I ran a benchmark of mine on my computer (Intel i3-3220 @ 3.3GHz, Fedora 18), and got very unexpected results. A function pointer was actually a bit faster than an inline function.
Code:
#include <iostream>
#include <chrono>
inline short toBigEndian(short i)
{
return (i<<8)|(i>>8);
}
short (*toBigEndianPtr)(short i)=toBigEndian;
int main()
{
std::chrono::duration<double> t;
int total=0;
for(int i=0;i<10000000;i++)
{
auto begin=std::chrono::high_resolution_clock::now();
short a=toBigEndian((short)i);//toBigEndianPtr((short)i);
total+=a;
auto end=std::chrono::high_resolution_clock::now();
t+=std::chrono::duration_cast<std::chrono::duration<double>>(end-begin);
}
std::cout<<t.count()<<", "<<total<<std::endl;
return 0;
}
compiled with
g++ test.cpp -std=c++0x -O0
The 'toBigEndian' loop finishes always at around 0.26-0.27 seconds, while 'toBigEndianPtr' takes 0.21-0.22 seconds.
What makes this even more odd is that when I remove 'total', the function pointer becomes the slower one at 0.35-0.37 seconds, while the inline function is at about 0.27-0.28 seconds.
My question is:
Why is the function pointer faster than the inline function when 'total' exists?

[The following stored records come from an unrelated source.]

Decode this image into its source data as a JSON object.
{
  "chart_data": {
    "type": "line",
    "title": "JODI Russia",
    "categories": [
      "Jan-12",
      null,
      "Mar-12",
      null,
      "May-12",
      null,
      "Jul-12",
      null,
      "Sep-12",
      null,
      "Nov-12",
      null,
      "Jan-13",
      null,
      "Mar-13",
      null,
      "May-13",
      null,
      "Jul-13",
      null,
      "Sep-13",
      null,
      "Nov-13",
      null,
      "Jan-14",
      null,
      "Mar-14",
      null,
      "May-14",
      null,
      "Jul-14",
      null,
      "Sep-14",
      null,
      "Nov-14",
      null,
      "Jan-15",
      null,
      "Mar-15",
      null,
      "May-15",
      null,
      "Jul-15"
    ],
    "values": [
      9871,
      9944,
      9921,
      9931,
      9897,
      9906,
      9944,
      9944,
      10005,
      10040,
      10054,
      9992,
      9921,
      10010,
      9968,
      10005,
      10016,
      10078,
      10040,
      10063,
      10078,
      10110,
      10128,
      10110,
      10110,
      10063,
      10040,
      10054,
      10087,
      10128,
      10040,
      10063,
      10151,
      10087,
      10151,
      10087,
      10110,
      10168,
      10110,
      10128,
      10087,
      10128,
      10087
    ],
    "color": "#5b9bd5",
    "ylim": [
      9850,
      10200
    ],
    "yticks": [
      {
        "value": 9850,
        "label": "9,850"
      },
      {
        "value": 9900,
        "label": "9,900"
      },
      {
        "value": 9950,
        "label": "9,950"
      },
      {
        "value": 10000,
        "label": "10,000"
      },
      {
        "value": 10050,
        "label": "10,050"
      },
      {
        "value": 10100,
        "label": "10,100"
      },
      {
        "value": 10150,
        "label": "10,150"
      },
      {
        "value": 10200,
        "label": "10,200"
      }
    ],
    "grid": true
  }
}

Oh s**t (do I need to censor swearing here?), I found it out. It was somehow related to the timing being inside the loop. When I moved it outside as following,
#include <iostream>
#include <chrono>
inline short toBigEndian(short i)
{
return (i<<8)|(i>>8);
}
short (*toBigEndianPtr)(short i)=toBigEndian;
int main()
{
int total=0;
auto begin=std::chrono::high_resolution_clock::now();
for(int i=0;i<100000000;i++)
{
short a=toBigEndianPtr((short)i);
total+=a;
}
auto end=std::chrono::high_resolution_clock::now();
std::cout<<std::chrono::duration_cast<std::chrono::duration<double>>(end-begin).count()<<", "<<total<<std::endl;
return 0;
}
the results are just as they should be. 0.08 seconds for inline, 0.20 seconds for pointer. Sorry for bothering you guys.